The market implications of the subsidy era ending are actually the least interesting part. What matters more is the structural shift from headcount to AI spend — and what that really means for jobs. In three consecutive months of listener pulse data (January, February, March), cost savings didn't appear anywhere on the list of primary AI benefits. Time savings as the top benefit dropped from 19.7% to 12.7%; new capabilities as the top benefit rose from 21.9% to 29.3%. If AI adoption is being driven by capability unlocks rather than cost reduction, the shape of labor displacement looks very different from the doomsday framing. There's also an underappreciated irony: the physics constraints driving this cost reckoning — grid limitations, component shortages, data center buildout timelines — may end up doing more to slow AI diffusion than any open letter ever has.

Cheaper Models Are About to Have a Moment
"Intelligence per unit of cost" is the new benchmark that matters.
As companies start to feel the real cost of frontier tokens, lower-cost models are going to get a hard look. This has been happening quietly for a while — Brian Chesky said Airbnb uses Alibaba's Qwen because it's "fast and cheap," and Cursor has confirmed using Kimi K2.5 as the base for their internal model. The AEI reported that one in four YC Winter 2025 companies used AI to write 95% of their codebase, some via fine-tuned Chinese models. The Menlo VC state of AI report puts open source at about 11% of enterprise LLM API use today, with Chinese open source at roughly 1% overall — but those numbers are from Q4 and are almost certainly moving. The more interesting question for most companies isn't whether to use Qwen or Deepseek — it's whether their current systems were designed with any cost intentionality at all.
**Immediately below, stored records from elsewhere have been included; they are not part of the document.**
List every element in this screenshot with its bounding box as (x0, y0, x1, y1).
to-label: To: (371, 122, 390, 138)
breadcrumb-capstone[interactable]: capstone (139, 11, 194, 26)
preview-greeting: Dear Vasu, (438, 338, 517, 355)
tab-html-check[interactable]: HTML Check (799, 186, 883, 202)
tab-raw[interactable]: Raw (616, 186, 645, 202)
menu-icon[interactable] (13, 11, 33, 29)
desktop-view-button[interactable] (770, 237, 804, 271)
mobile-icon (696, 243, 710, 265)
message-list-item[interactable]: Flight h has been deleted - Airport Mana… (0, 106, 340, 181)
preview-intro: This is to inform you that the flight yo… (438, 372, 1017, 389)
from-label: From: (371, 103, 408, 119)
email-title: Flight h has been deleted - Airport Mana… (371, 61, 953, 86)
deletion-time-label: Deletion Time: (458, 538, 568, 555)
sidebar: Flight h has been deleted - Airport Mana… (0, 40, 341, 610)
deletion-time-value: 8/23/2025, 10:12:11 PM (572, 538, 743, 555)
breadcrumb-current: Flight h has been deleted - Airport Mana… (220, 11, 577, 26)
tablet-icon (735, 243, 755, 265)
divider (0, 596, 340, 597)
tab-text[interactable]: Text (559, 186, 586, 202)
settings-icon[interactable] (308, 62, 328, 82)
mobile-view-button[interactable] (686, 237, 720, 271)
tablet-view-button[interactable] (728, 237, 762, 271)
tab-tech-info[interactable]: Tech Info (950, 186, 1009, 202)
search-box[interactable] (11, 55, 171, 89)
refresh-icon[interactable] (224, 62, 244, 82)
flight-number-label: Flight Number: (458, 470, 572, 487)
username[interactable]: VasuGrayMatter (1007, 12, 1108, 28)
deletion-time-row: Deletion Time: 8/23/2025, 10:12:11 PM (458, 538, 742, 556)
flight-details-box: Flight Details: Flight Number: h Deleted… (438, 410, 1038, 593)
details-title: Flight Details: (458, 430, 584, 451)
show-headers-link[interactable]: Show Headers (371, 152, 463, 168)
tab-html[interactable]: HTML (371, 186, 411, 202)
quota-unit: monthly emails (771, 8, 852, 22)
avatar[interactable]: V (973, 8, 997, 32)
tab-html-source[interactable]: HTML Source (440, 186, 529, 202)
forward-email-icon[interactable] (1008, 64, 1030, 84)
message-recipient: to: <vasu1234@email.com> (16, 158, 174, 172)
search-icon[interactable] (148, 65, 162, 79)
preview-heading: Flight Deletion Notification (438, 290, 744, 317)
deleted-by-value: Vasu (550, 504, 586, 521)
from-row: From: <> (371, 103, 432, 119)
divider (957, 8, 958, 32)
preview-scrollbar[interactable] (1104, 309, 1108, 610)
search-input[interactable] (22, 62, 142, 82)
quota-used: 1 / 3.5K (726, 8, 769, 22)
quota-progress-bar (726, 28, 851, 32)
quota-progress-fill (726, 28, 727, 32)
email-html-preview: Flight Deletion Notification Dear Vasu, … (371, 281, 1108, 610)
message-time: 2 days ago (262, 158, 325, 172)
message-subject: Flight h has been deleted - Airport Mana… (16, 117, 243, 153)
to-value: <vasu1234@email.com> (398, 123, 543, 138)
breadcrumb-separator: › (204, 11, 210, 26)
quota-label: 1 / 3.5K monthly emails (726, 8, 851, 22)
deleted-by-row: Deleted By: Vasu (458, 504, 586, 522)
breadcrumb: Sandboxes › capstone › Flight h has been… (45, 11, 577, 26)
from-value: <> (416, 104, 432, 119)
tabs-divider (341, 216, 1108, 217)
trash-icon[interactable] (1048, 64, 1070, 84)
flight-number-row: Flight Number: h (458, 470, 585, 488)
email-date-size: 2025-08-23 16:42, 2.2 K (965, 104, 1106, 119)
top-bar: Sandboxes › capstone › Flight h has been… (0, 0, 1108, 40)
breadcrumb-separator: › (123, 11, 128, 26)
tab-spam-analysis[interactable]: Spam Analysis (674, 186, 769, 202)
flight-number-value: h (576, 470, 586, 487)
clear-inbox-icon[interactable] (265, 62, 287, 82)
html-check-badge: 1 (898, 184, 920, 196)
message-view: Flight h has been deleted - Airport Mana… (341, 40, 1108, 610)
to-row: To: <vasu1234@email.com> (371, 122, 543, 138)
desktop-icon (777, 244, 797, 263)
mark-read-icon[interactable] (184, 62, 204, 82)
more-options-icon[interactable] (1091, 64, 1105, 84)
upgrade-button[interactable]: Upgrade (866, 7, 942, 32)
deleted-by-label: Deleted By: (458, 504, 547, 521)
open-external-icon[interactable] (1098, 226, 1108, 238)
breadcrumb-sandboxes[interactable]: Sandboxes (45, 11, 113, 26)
Five Practical Steps for Enterprises

For companies already mid-workflow-transformation, here are five moves to get ahead of rising model bills.
1. Find the AI spending leaks — audit every use case and task for where a frontier model is doing work a cheaper one could handle.
2. Run a cheap model bake-off — build a framework to test smaller, more efficient, and open models against your key tasks and against each other.
3. Create a Model Sommelier role — give one person ownership of this ongoing selection process, tracking price changes, new releases, and task-specific performance.
4. Build escape hatch architecture — design systems that route routine work to cheaper models but can escalate to frontier models (or humans) for low-confidence, sensitive, or high-value cases.
5. Build an AI cost scoreboard — make agent economics visible across teams, integrate cost metrics with performance data, and celebrate the wins.